Mixed perceptions of this ‘Me Me Me Generation’ continue when it comes to their finances. According to a recent report by Merrill Edge, millennials are saving but for different reasons than their parents.

They save to live their desired lifestyle rather than to leave the workforce. They are less interested in getting married and becoming parents than older generations, but more desirous of working their dream job and travelling the world. 

Financial expectations are changing. For millennials, short-term goals are much more important than worrying about the future. This goes some way to explaining why they are good at saving but not so interested in investing.

For many, growing up during the recent financial crisis of 2007 to 2008 and seeing their parents suffer has engendered significant distrust in investments, big corporations and risk more generally.

Relatability is another issue. The investment industry is not considered trendy and as such, many young people fail to connect to the industry.  

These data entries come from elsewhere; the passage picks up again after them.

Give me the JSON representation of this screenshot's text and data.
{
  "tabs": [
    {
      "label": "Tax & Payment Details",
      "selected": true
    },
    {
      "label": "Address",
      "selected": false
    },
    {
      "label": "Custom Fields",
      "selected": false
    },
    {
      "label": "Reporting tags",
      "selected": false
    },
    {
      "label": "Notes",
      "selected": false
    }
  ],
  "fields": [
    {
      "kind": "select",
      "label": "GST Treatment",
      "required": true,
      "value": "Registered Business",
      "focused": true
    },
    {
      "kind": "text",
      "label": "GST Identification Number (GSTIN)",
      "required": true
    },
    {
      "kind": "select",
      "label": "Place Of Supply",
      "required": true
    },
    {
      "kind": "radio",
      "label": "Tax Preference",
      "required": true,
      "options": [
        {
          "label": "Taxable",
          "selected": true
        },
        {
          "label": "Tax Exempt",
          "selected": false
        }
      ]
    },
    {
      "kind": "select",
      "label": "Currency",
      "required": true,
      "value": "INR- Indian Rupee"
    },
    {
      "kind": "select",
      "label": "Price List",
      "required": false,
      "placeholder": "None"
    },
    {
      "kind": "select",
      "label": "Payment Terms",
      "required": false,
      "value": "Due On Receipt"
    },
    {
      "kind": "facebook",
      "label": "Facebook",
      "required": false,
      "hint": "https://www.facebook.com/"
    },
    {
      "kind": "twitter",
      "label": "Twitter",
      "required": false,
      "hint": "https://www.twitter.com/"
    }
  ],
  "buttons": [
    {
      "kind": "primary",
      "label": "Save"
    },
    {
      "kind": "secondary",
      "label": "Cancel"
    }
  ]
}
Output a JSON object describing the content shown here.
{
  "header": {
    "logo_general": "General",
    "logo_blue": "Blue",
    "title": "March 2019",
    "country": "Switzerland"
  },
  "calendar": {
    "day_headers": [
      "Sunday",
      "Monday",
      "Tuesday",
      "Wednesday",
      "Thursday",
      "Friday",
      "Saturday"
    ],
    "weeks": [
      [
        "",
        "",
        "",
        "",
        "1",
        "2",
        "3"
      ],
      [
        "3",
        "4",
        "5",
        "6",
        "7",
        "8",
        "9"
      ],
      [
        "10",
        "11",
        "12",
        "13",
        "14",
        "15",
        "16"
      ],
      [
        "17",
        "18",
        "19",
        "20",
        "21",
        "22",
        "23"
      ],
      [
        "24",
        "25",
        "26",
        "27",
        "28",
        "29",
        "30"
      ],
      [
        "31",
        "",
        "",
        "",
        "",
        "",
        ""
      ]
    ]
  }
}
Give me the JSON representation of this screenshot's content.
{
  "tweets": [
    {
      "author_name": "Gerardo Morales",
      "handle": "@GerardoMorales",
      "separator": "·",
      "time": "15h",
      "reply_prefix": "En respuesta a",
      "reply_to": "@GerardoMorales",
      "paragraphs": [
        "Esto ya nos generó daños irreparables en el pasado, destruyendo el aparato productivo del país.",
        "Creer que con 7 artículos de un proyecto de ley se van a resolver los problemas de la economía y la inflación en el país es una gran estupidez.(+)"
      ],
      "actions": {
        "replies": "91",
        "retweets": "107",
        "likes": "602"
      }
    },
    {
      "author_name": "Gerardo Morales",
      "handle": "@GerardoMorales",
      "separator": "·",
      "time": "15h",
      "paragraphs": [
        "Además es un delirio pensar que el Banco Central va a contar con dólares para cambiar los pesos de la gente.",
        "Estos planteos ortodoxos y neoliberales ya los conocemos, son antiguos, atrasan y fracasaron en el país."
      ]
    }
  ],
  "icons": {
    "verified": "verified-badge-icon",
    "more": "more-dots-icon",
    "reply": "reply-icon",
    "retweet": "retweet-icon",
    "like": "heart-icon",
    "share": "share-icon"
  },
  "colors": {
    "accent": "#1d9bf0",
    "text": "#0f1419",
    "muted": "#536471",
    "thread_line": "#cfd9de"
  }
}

This wariness of investing is compounded by high student debt, house price rises and the fact that young adults today earn significantly less than their counterparts in past decades.

Not just a millennial problem

So, what does this mean for asset managers and the savings vehicles that support them? While millennial saving for short term goals may be damaging to their long term financial health, it is also bad news for asset managers.

Without the custom of the incoming generation, the industry will face some serious challenges. Recent research from Wealth-X found that 81 per cent of asset managers say they want to become more attractive to the younger generation, so many are acutely aware of the issue and are making it a focus. Yet, we are not seeing much real-life evidence in terms of a shift.

It is simple - asset managers that fail to adapt business and operating models to attract the next generation of wealth may risk losing a substantial pool of future investments. It is essential that we work together to harness the upcoming generation by showcasing the potential success of investing.